Chers frères et sœurs,

Dans les précédentes catéchèses nous avons médité sur plusieurs Psaumes de lamentation et de confiance. Aujourd’hui, je voudrais méditer sur un Psaume aux accents festifs, une prière qui, dans la joie, chante les merveilles de Dieu. C’est le Psaume 126 — 125 selon la numérotation gréco-latine —, qui célèbre les grandes choses que le Seigneur a accomplies avec son peuple et qu’il opère constamment dans chaque croyant.

Le Psalmiste, au nom de tout Israël, commence sa prière en rappelant l’expérience exaltante du salut:

«Quand le Seigneur ramena les captifs à Sion, / nous étions comme en rêve! / Alors notre bouche était pleine de rires, / nous poussions des cris de joie» (vv. 1-2a).
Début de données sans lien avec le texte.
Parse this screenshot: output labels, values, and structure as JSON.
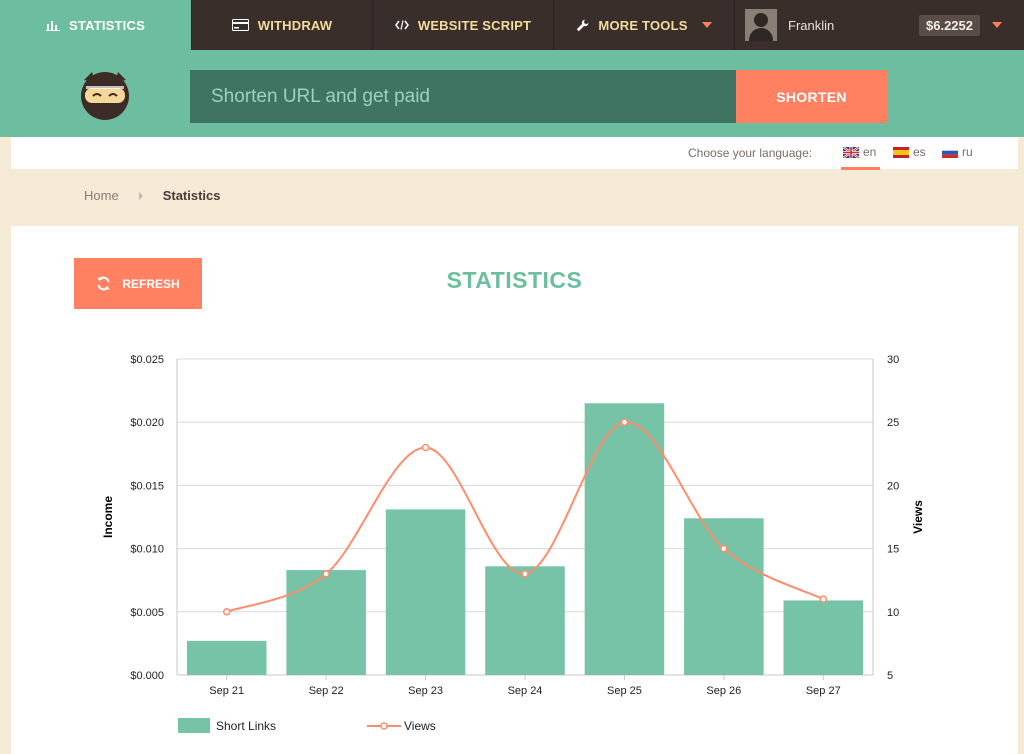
{
  "nav": {
    "items": [
      {
        "label": "STATISTICS",
        "icon": "bar-chart-icon",
        "active": true
      },
      {
        "label": "WITHDRAW",
        "icon": "credit-card-icon",
        "active": false
      },
      {
        "label": "WEBSITE SCRIPT",
        "icon": "code-icon",
        "active": false
      },
      {
        "label": "MORE TOOLS",
        "icon": "wrench-icon",
        "active": false
      }
    ],
    "user": {
      "name": "Franklin",
      "balance": "$6.2252"
    }
  },
  "shortener": {
    "placeholder": "Shorten URL and get paid",
    "button_label": "SHORTEN"
  },
  "language": {
    "label": "Choose your language:",
    "options": [
      {
        "code": "en",
        "active": true
      },
      {
        "code": "es",
        "active": false
      },
      {
        "code": "ru",
        "active": false
      }
    ]
  },
  "breadcrumb": {
    "home": "Home",
    "current": "Statistics"
  },
  "panel": {
    "refresh_label": "REFRESH",
    "title": "STATISTICS"
  },
  "colors": {
    "accent_green": "#6dbda0",
    "accent_orange": "#ff8161",
    "nav_dark": "#3a2e2a",
    "bar_fill": "#77c3a7",
    "line": "#ff8c6b"
  },
  "chart_data": {
    "type": "bar",
    "categories": [
      "Sep 21",
      "Sep 22",
      "Sep 23",
      "Sep 24",
      "Sep 25",
      "Sep 26",
      "Sep 27"
    ],
    "series": [
      {
        "name": "Short Links",
        "type": "bar",
        "axis": "left",
        "values": [
          0.0027,
          0.0083,
          0.0131,
          0.0086,
          0.0215,
          0.0124,
          0.0059
        ]
      },
      {
        "name": "Views",
        "type": "line",
        "axis": "right",
        "values": [
          10,
          13,
          23,
          13,
          25,
          15,
          11
        ]
      }
    ],
    "ylabel": "Income",
    "ylabel_right": "Views",
    "ylim": [
      0,
      0.025
    ],
    "ylim_right": [
      5,
      30
    ],
    "yticks": [
      "$0.000",
      "$0.005",
      "$0.010",
      "$0.015",
      "$0.020",
      "$0.025"
    ],
    "yticks_right": [
      "5",
      "10",
      "15",
      "20",
      "25",
      "30"
    ],
    "grid": true,
    "legend": "bottom-left"
  }
}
Le Psaume parle d’une libération des «captifs», qui sont donc rendus à leur état originel, à une positivité précédente. On part donc d’une situation de souffrance et de besoin à laquelle Dieu répond en offrant le salut et en ramenant l’orant à sa condition d’origine, qui est même enrichie et changée en mieux. C’est ce qu’il advient à Job, lorsque le Seigneur lui redonne ce qu’il avait perdu, en lui redoublant et en élargissant une bénédiction plus grande encore (cf. Jb 42, 10-13), et c’est ce dont fait l’expérience le peuple d’Israël en retournant dans sa patrie après l’exil babylonien. C’est justement en référence à la fin de la déportation en terre étrangère qu’est interprété ce Psaume: l’expression «ramener les captifs de Sion» est une lecture et une interprétation du texte «rétablir le sort de Sion». En effet, le retour de l’exil est le paradigme de toute intervention divine de salut parce que la chute de Jérusalem et la déportation à Babylone ont été une expérience dévastatrice pour le peuple élu, non seulement sur le plan politique et social, mais aussi et surtout sur le plan religieux et spirituel. La perte de la terre, la fin de la monarchie davidique et la destruction du Temple apparaissent comme un démenti des promesses divines, et le peuple de l’alliance, dispersé parmi les païens, s’interroge douloureusement sur un Dieu qui semble l’avoir abandonné. C’est pourquoi la fin de la déportation et le retour dans la patrie sont vécus comme un merveilleux retour à la foi, à la confiance, à la communion avec le Seigneur; c’est un «rétablissement du sort» qui implique aussi la conversion du cœur, le pardon, l’amitié retrouvée avec Dieu, la conscience de sa miséricorde et la possibilité renouvelée de le louer (cf. Jr 29, 12-14; 30, 18-20; 33, 6-11; Ez 39, 25-29). Il s’agit d’une expérience de joie extraordinaire, de rires et de cris de joie, tellement belle qu’il semble être «comme en rêve». Les interventions divines ont souvent des formes inattendues, qui vont au-delà de ce que l’homme peut imaginer; voilà alors l’émerveillement et la joie qui s’expriment à travers la louange: «Quelles merveilles fait pour eux le Seigneur!». C’est ce que disent les nations, c’est ce que proclame Israël:

«Alors on disait parmi les nations: / “Quelles merveilles fait pour eux le Seigneur!” / Quelles merveilles le Seigneur fit pour nous: / nous étions en grande fête!» (vv. 2b-3).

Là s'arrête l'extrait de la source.